Sometimes the servant is the prophet Isaiah himself. Isaiah 49:5 “And now says the Lord, who formed me from the womb to be his servant, to bring back Jacob to him… ” Here the prophet Isaiah serves the people.

Neither Israel Nor Isaiah

But in Isaiah 53 the servant can’t be the prophet or the people because the servant is pictured as substituting himself for both the prophet and the people. Verse 4: “Surely he [the Servant] has born our griefs and our sorrows he carried.” Verse 5: “He was pierced through for our transgression, he was crushed for our iniquities.” “Our” means “me, Isaiah” and the people of Israel who will believe on this servant of the Lord. So the servant is not the people and not Isaiah, because he is the substitute for Isaiah and the people. He is their servant.

Jesus the Messiah

Who then was this servant of the Lord? The New Testament answer is that he was Jesus the Messiah. Peter, for example, quotes Isaiah 53:5 (“by his stripes we are healed” in 1 Peter 2:24) and applies it to Jesus. He says in 1 Peter 1:11, “The prophets sought to know what person or time the Spirit of Christ within them was indicating as he predicted the sufferings of Christ and the glories to follow.

And in Acts 8 the Ethiopian eunuch was reading Isaiah 53 when Philip joined him in his chariot. The eunuch asked, “Of whom does the prophet speak, of himself, or of someone else?” And Luke tells us that “Philip opened his mouth and beginning from this scripture he preached Jesus to him” (Acts 8:35).

Now if Jesus was cautious about the title “Messiah” he readily appropriated the role of servant: “The Son of man did not come to be served, but to serve [that is, to be the suffering servant] and to give his life a ransom [a substitute!] for many” (Mark 10:45).
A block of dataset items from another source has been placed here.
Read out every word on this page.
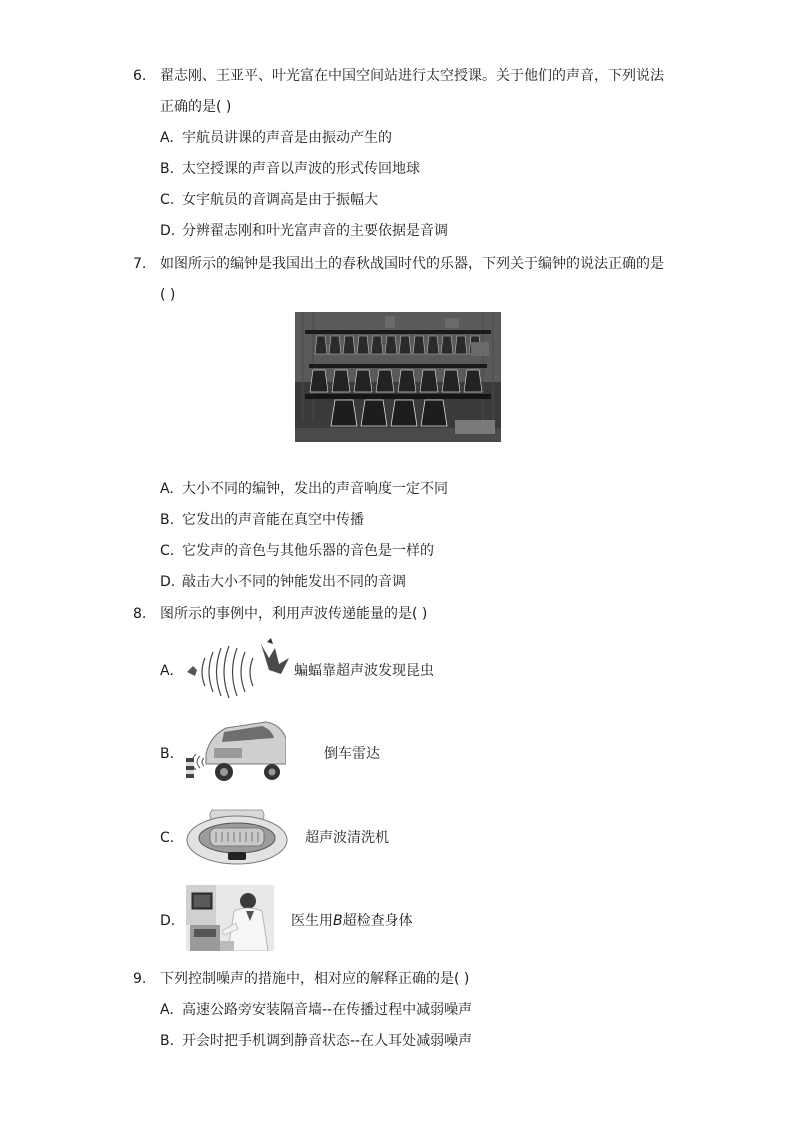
6. 翟志刚、王亚平、叶光富在中国空间站进行太空授课。关于他们的声音，下列说法
正确的是( )
A. 宇航员讲课的声音是由振动产生的
B. 太空授课的声音以声波的形式传回地球
C. 女宇航员的音调高是由于振幅大
D. 分辨翟志刚和叶光富声音的主要依据是音调
7. 如图所示的编钟是我国出土的春秋战国时代的乐器，下列关于编钟的说法正确的是
( )
A. 大小不同的编钟，发出的声音响度一定不同
B. 它发出的声音能在真空中传播
C. 它发声的音色与其他乐器的音色是一样的
D. 敲击大小不同的钟能发出不同的音调
8. 图所示的事例中，利用声波传递能量的是( )
A.	蝙蝠靠超声波发现昆虫
B.	倒车雷达
C.	超声波清洗机
D.	医生用B超检查身体
9. 下列控制噪声的措施中，相对应的解释正确的是( )
A. 高速公路旁安装隔音墙--在传播过程中减弱噪声
B. 开会时把手机调到静音状态--在人耳处减弱噪声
Tomorrow, let’s consider that role of being a “ransom for many,” but this morning let’s start the day with Paul’s  “Big Picture” explanation (in Philippians 2):


“Though he was in the form of God, he did not count equality with God a thing to be grasped, but emptied himself, taking the form of a servant, being born in the likeness of men. And being found in human form he humbled himself and became obedient unto death, even death on a cross. Therefore God has highly exalted him and bestowed on him the name which is above every name, that at the name of Jesus every knee should bow, in heaven and on earth and under the earth, and every tongue confess that Jesus Christ is Lord, to the glory of God the Father. Amen.”